His approach was using a binary encoding of the input and making a prediction about fizzing or buzzing. That actually seems like a harder problem to me, just thinking about it in terms of boolean operations that need to be performed. Moreover, it doesn’t generalise to numbers bigger than the one pre-defined. Another way of approaching this without that limitation would then be to count up from 1 and output as we go. Deterministic finite-state automatons (DFAs) do that very nicely, and it’s easy to see how a DFA could be encoded in an RNN. And even though the hidden states of an RNN are not finite, in practice, it is possible to learn a working DFA with an RNN. There’s been literature (that I haven’t read) on the relationship between them that date back to it’s inception.

I figured in order for this to happen, conceptually, there’d be 2 state machines running in “parallel”: A 3-state DFA maintaining divisibility by 3, and a 5-state DFA maintaining divisibility by 5. 3-states requires 2 bits to encode, 5-states requires 3, so together, 5 hidden units. We might even be able to bring that down to 4 hidden units, seeing as the product of these two DFAs would have 15 states, which would require 4 bits to encode.

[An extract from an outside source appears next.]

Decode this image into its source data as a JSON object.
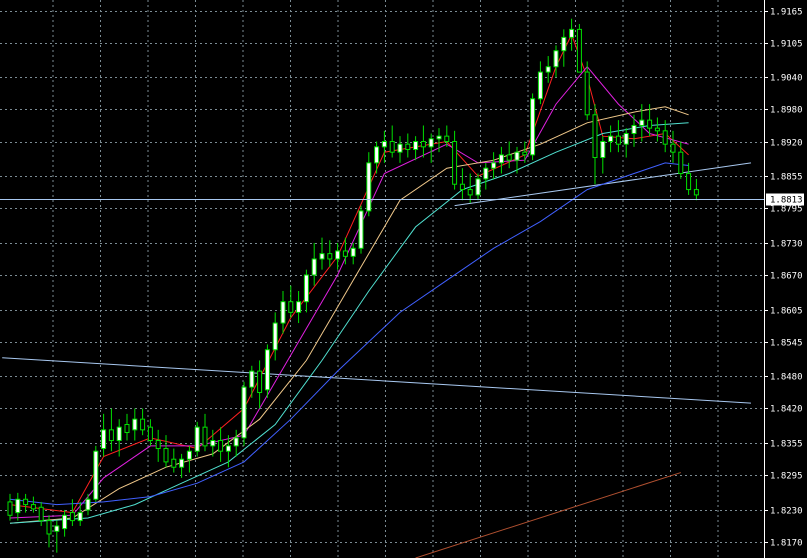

If you look at that last diagram, there’s a repeating pattern from one “fizzbuzz” to another. The cleaned version shows a similar state between (6, 12), (21, 27), and (36, 42), but looking at the uncleaned version, you’ll see that the activation isn’t so strong in one of the units. There are other patterns just looking at individual rows of the hidden activations too. I was hoping there would be an obvious pattern where a unit would be activated every 3 iterations (there is: see row 2) and another activated every 5 (row 0 sort of does this, but not as consistently as I’d like), and both of these would be activated together every 15.

It would be great if the hidden layer size for real-life problems could be worked out in a similar way. Hopefully one day we can!